As garotas descartam a possibilidade de votar em Mahmud Abbas, o novo presidente da Organização de Libertação da Palestina e mais provável candidato à presidência da Autoridade Palestina (AP), que governa parte da Cisjordânia e a Faixa de Gaza. “Não gostamos de Abu Mazen”, dizem as duas, chamando Abbas pelo nome de guerra. “Ele não fez nada pelos palestinos.” E em quem votariam? “Marwan Barghuti, se ele pudesse concorrer”, respondem. Preso por Israel em 2002, por liderar o levante palestino, ou intifada, Barghuti foi condenado a cinco penas de 99 anos.

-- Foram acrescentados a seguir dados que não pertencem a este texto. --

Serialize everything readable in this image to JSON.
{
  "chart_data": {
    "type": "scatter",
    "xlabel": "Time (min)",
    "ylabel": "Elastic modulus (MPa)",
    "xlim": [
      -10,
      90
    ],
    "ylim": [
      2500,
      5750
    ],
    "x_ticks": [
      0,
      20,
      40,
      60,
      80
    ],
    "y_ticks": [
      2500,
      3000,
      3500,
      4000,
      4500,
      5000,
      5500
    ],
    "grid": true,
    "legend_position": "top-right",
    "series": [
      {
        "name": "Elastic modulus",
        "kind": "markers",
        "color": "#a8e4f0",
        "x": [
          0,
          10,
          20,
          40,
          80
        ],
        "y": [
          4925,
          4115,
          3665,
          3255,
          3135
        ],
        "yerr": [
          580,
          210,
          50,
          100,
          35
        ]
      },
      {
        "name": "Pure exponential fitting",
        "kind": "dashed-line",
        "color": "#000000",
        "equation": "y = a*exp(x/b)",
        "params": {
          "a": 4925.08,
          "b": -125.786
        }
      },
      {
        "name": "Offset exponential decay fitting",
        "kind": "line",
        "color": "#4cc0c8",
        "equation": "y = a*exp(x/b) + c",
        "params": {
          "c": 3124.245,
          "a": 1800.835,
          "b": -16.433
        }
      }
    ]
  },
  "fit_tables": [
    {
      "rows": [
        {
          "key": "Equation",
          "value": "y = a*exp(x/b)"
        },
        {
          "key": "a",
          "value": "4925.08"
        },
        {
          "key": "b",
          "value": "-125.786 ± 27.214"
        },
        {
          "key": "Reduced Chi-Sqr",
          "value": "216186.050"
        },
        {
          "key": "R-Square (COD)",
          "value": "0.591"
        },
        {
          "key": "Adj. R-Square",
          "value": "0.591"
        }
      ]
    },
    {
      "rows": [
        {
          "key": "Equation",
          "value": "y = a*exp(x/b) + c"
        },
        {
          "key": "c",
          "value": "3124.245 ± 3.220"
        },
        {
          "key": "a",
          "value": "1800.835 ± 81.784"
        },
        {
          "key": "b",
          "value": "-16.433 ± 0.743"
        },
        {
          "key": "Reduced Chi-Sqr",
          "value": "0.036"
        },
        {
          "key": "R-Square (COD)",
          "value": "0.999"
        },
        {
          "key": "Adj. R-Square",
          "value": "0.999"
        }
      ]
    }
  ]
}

Mussalam, que, como a maioria dos palestinos, atribui a culpa pelo fracasso do processo de paz a Israel, não tem esperanças de que a morte de Arafat possa destravá-lo. “Os israelenses encontrarão um novo Arafat (para culpar).” O jornalista acha, no entanto, que o carisma pessoal de Arafat deve agora dar lugar a “instituições fortes”. Uma das últimas frases do líder palestino, segundo o negociador-chefe da AP, Saeb Erekat, foi: “Quero que as instituições funcionem”, referindo-se à própria sucessão.
“Pedimos a Deus que o que venha depois seja como Arafat”, disse Abdul Aziz, de 62 anos, um comerciante aposentado que viveu em New Jersey (EUA). “Impossível”, atalhou o fazendeiro Ibrahim Abu Ali, de 47 anos, criador de ovelhas e gado. “Nunca haverá ninguém como o Raiz (o líder).”